Но проблема боеприпасов решена не была. В середине мая штаб Махно сообщал: «Отсутствие налаженной и срочной доставки патронов заставило оставить многие позиции и приостановить наступление. Кроме того, части совершенно не имеют патронов, и, продвинувшись вперед, находятся в угрожающем положении на случай серьезных контрнаступлений противника. Мы свой долг исполнили, но высшие органы задерживают питание армии патронами»{329}. То, что махновцев оставили фактически безоружными перед лицом врага, имело под собой множество «объективных» причин. Административно-бюрократический централизм военно-коммунистической системы совершенно закупоривал каналы снабжения: «В отношении продовольственного снабжения царила страшная неразбериха, ведомственная сутолока и межведомственная война»{330}, — вспоминал командующий Украинским фронтом. Начальник снабжения фронта докладывал: «До настоящего времени органы снабжения Украины и России войскам фронта почти ничего не давали… Так как начснабдивам приходится пойти через инстанции пока они доберутся до комиссий, и раз комиссии не подчинены начснабдивам, то и обращения их к комиссиям остаются воплем в пустыне»{331}. «Несостоятельность работы Наркомпрода создала “самоснабжение армии” (читай — “конфискации и грабежи”){332}, говорилось в отчете о деятельности Народного комиссариата по военным делам Украины за март-май 1919 г.

При том, что и красноармейские части снабжались плохо, до строптивых махновцев, естественно, вообще мало что доходило. Снабжению препятствовало и переподчинение бригады Южному фронту, предпринятое из географических соображений (Дыбенко прорвался в Крым и потерял непосредственную связь с махновцами). Махновскому начштаба Озерову приходилось вымаливать патроны у Дыбенко через бывшего анархиста, а теперь большевика С. Дыбеца: «Дыбенко моему рапорту вряд ли поверит. Ты же теперь — большевик. Добавь от себя несколько слов. Подтверди мою бумагу»{333}.

Споры вокруг трофеев между красными и махновцами были обычным делом. В Бердянске объединенный ревком конфисковал у «спекулянтов» кожу на двадцать вагонов. Махновцы «отспорили» себе 12. Член ревкома от большевиков С. Дыбец рассказывал много лет спустя, что ему удалось попросту украсть махновские вагоны, отправив их не в том направлении. А потом большевики на этом основании постоянно обвиняли махновцев в бесхозяйственности — потеряли вагоны с кожей: «Когда у нас опять пытались отобрать какие-нибудь запасы, мы неизменно отвечали:

— Ну, это опять — кожа. Лучше мы сами вас снабдим»{334}. Для большевиков было принципиально важным монополизировать снабжение в своих руках.

6. Разрыв

Развитие первого союза Махновского движения и центрального Советского правительства входило в полосу кризиса.

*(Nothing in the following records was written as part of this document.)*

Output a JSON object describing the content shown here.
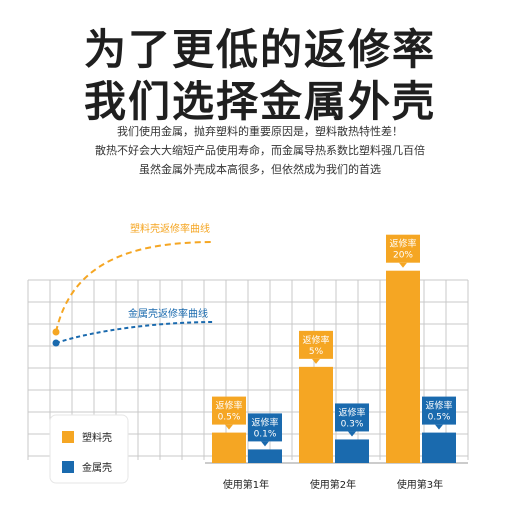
{
  "header": {
    "title_line1": "为了更低的返修率",
    "title_line2": "我们选择金属外壳",
    "desc_line1": "我们使用金属，抛弃塑料的重要原因是，塑料散热特性差！",
    "desc_line2": "散热不好会大大缩短产品使用寿命，而金属导热系数比塑料强几百倍",
    "desc_line3": "虽然金属外壳成本高很多，但依然成为我们的首选"
  },
  "chart_data": {
    "type": "bar",
    "categories": [
      "使用第1年",
      "使用第2年",
      "使用第3年"
    ],
    "series": [
      {
        "name": "塑料壳",
        "color": "#f5a623",
        "values": [
          0.5,
          5,
          20
        ],
        "labels": [
          "返修率\n0.5%",
          "返修率\n5%",
          "返修率\n20%"
        ]
      },
      {
        "name": "金属壳",
        "color": "#1a6aae",
        "values": [
          0.1,
          0.3,
          0.5
        ],
        "labels": [
          "返修率\n0.1%",
          "返修率\n0.3%",
          "返修率\n0.5%"
        ]
      }
    ],
    "annotations": [
      {
        "text": "塑料壳返修率曲线",
        "color": "#f5a623"
      },
      {
        "text": "金属壳返修率曲线",
        "color": "#1a6aae"
      }
    ],
    "legend": [
      {
        "name": "塑料壳",
        "color": "#f5a623"
      },
      {
        "name": "金属壳",
        "color": "#1a6aae"
      }
    ],
    "legend_position": "bottom-left",
    "grid": true,
    "value_unit": "%",
    "scale_note": "bar heights not linear"
  }
}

Дело было даже не в Махно, а в общем кризисе военного коммунизма на Украине. Крестьянство и даже рабочие были разочарованы произволом, продразверсткой и совхозами.

В условиях множащихся восстаний большевики не были расположены к тому, чтобы мириться с самостоятельностью махновцев. Еще 6 апреля «Известия» положительно отозвались о Махно, но 25 апреля в Харьковских «Известиях» появилась статья «Долой махновщину», в которой говорилось: «Повстанческое движение крестьянства случайно попало под руководство Махно и его “Военно-революционного штаба”, в котором нашли себе пристанище и бесшабашно анархистские, и бело-левоэсеровские, и другие остатки “бывших” революционных партий, которые разложились. Попав под руководство таких элементов, движение значительно утратило силу, успехи, связанные с его подъемом, не могли быть закреплены анархичностью действий….Безобразиям, которые происходят в “царстве” Махно, нужно положить конец»{335}.

10 апреля махновцы собрались на свой III районный съезд в Гуляйполе. На него съехались делегаты уже 72 волостей Александровского, Мариупольского, Бердянского, Бахмутского и Павлоградского уезда и частей махновской бригады.

Делегаты с гордостью писали в своей резолюции, что провели съезд «без давления какой бы то ни было политической партии». Делегаты были настроены резко критически к «захвату власти политической партией коммунистов-большевиков», «проводящей свою преступную по отношению к социальной революции и трудящимся массам политику». Съезд протестовал «против реакционных приемов большевистской власти, проводимых комиссарами и агентами чрезвычаек, расстреливающих крестьян, рабочих и повстанцев под всякими предлогами…»{336}.